Remote Behavioral Medical Director, Central Region
Position Purpose
Aid the Chief Medical Director in directing and coordinating medical management, quality improvement, and credentialing functions for the business unit. Provide medical leadership in utilization management, cost containment, and medical quality improvement activities.
Responsibilities
- Support the Chief Medical Director in implementing performance improvement initiatives for capitated providers.
- Assist in planning and establishing goals and policies to enhance quality and cost-effectiveness of care and service for members.
- Conduct regular rounds to assess and coordinate care for high-risk patients, collaborating with care management teams to optimize outcomes.
- Collaborate with clinical teams, network providers, appeals team, medical and pharmacy consultants to review complex cases and medical necessity appeals.
- Participate in provider network development and new market expansion as necessary.
- Develop alliances with the provider community through the development and implementation of medical management programs.
- Represent the business unit before various publics on medical philosophy, policies, and related issues.
- Attend appropriate state committees and other ad hoc committees as needed.
- Work weekends and holidays as needed to support business operations.
Requirements
- Medical Doctor or Doctor of Osteopathy degree.
- Utilization Management experience and knowledge of quality accreditation standards preferred.
- Course work in Health Administration, Health Financing, Insurance, and/or Personnel Management advantageous.
- Experience treating or managing care for a culturally diverse population preferred.
- Board certification by the American Board of Psychiatry and Neurology.
- Preferred certification in Child Psychiatry.
- Current state license as a MD or DO without restrictions, limitations, or sanctions from government programs.
Qualifications
- Active practicing medicine.
- Strong medical expertise in the operation of approved quality improvement and utilization management programs.
- Effective communication and collaboration skills with clinical teams, network providers, and other stakeholders.
- Ability to identify and address utilization review and quality improvement studies to reduce unwarranted variation in clinical practice.
- Knowledge of regulatory, state, corporate, and accreditation requirements.
Skills
- Strong medical leadership and decision-making skills.
- Excellent problem-solving and critical thinking abilities.
- Effective communication and collaboration skills.
- Ability to work independently and as part of a team.

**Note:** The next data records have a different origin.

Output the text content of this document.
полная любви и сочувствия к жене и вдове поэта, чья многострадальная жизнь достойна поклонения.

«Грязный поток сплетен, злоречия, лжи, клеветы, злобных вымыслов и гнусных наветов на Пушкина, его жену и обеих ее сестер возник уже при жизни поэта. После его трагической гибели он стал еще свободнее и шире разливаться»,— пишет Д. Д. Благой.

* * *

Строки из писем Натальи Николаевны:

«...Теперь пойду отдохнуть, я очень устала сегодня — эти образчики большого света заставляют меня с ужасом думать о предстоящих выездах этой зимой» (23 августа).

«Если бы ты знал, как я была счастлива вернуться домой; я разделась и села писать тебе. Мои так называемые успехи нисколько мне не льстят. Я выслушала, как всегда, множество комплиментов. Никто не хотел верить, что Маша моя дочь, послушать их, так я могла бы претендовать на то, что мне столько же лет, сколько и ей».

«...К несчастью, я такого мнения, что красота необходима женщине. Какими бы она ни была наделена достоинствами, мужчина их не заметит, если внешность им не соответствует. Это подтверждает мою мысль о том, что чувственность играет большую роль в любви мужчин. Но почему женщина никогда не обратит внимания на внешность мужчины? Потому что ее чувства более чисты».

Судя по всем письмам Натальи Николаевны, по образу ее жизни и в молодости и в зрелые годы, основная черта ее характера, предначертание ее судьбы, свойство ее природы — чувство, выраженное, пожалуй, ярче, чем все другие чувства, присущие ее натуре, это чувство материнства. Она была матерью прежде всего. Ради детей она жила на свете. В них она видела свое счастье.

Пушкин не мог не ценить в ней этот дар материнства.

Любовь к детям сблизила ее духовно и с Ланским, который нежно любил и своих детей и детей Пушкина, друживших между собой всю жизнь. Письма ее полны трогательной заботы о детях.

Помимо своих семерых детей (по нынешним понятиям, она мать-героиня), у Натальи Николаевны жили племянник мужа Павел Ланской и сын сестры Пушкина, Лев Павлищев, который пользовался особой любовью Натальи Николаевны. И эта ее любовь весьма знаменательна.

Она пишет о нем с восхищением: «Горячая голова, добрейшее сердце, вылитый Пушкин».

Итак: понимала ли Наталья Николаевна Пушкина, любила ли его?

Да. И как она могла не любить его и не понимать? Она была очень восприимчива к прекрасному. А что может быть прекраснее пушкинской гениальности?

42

- Proficiency in healthcare policy and regulations.
Benefits
- Competitive pay.
- Health insurance.
- 401K and stock purchase plans.
- Tuition reimbursement.
- Paid time off plus holidays.
- A flexible approach to work with remote, hybrid, field or office work schedules.
Pay
$236,500.00 - $449,300.00 per year
Schedule
Flexible work schedule with options for remote, hybrid, field or office work.
Contact Information
Centene Corporation
Address: [Not provided]
Phone: [Not provided]
Equal Opportunity Employer
Centene is an equal opportunity employer that is committed to diversity and values the ways in which we are different. All qualified applicants will receive consideration for employment without regard to race, color, religion, sex, sexual orientation, gender identity, national origin, disability, veteran status, or other characteristic protected by applicable law. Qualified applicants with arrest or conviction records will be considered in accordance with the LA County Ordinance and the California Fair Chance Act.